Thank you for that clear explanation Brian. I think I understand better
now. Too bad that the search couldn't be somewhat more efficient... but I
get the model now.
BitTorrent is very centralized; it was designed for
legitimate
distribution of large files to many simultaneous downloaders, using
peer-to-peer transfers simply as a way to save bandwidth for the central
server. There is no searching mechanism; you must connect to the
particular tracker server managing the torrent for the file you want and
ask for it specifically. If the tracker goes offline, everything fails.
Nodes only make available for peered access the files they are in progress
downloading or have very recently downloaded (and not yet closed the
window on). The system was designed for large files (tens, hundreds, or
thousands of megabytes), and fetches pieces of a file from multiple
different peers simultaneously if possible.
While it is true that BitTorrent does not have a search facility, I believe
it is relatively easy to duplicate the torrent file so that it becomes
decentralized. In fact, I believe it to be the case that once you have an
entire copy of the file in question, you become a new seeder, although I'm
unclear if that automatically gives you a new distributable version of the
torrent file. I think it doesn't as you say.
Don't know anything about Ares.
It's a little commercial program more similar to Gnutella than BitTorrent,
as per the discussion here.
Would someone
who is familiar with both Gnutella and Bittorrent tell me
why using Bittorrent for such a project would be stupid? It would
certainly use less of Wikipedia's already strained bandwidth.
The overhead of torrenting individual articles or PDF booklets on
particular subjects from Wikipedia would likely far outweigh simple HTTP,
particularly since it's generally unlikely that many people would be
downloading the same (small) file (out of many thousands available)
simultaneously.
Agreed, we were talking though about distributing the entire database, or
large portions of it (like all the images). For this, BitTorrent would be
perfect. The centralized nature isn't a problem since there is only really
one source of the information.
Hypothetically it might be useful for distributing
large bulk dumps (such
as the current database dumps), if and only if more than one person at a
time is likely to be downloading them.
Precisely. Although typically with BitTorrent people leave the connection
open to upload at least as much as they download, even if that may take
much longer. It's a feature of at least some of the BitTorrent clients. All
in all, BitTorrent is IMHO a very cool file distribution mechanism.

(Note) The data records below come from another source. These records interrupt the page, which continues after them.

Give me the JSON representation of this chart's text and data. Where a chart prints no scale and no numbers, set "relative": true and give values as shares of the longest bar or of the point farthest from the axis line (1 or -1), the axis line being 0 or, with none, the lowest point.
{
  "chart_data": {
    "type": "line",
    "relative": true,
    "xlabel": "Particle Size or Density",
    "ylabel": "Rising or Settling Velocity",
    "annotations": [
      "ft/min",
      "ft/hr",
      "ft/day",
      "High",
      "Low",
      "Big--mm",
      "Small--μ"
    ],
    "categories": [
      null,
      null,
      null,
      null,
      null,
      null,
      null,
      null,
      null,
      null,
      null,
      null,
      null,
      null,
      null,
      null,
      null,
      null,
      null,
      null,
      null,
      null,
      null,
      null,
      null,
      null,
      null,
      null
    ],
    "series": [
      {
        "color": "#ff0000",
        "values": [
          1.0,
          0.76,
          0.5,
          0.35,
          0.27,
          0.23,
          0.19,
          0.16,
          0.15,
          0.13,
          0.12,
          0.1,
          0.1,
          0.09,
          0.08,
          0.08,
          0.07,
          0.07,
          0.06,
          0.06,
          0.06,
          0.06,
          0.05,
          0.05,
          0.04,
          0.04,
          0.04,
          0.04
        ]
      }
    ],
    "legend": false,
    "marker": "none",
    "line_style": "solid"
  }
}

Bandwidth really isn't a problem for Wikipedia; we
use a fair amount of it
(compared to Joe Bob's homepage, not compared to Yahoo) but it's not
"strained".
I guess I was using "bandwidth" in a more generic sense, including CPU time
and so forth. From the response times I normally get from Wikipedia,
something is generally straining... (I have a broadband connection, and it
happens relatively consistently, so I'm relatively sure the issue is mostly
with the server.) This is not to disrespect Wikipedia or WikiMedia, just
that in my personal experience it is just not as responsive as say Ebay or
Amazon or similar sites. I must say that I'm somewhat surprised at this
with all the hardware that has obviously been thrown at the problem of
late. Perhaps the issue is just PHP... I don't know. Wikis that I've set up
(which typically only have a dozen users admittedly) seem to have good
response times, so I don't think it's the code per se, but rather the load.
In any case, my thought was that BitTorrent would be a good way to
distribute large Wikipedia files without impacting any of the existing
servers in a substantial fashion.
-Kelly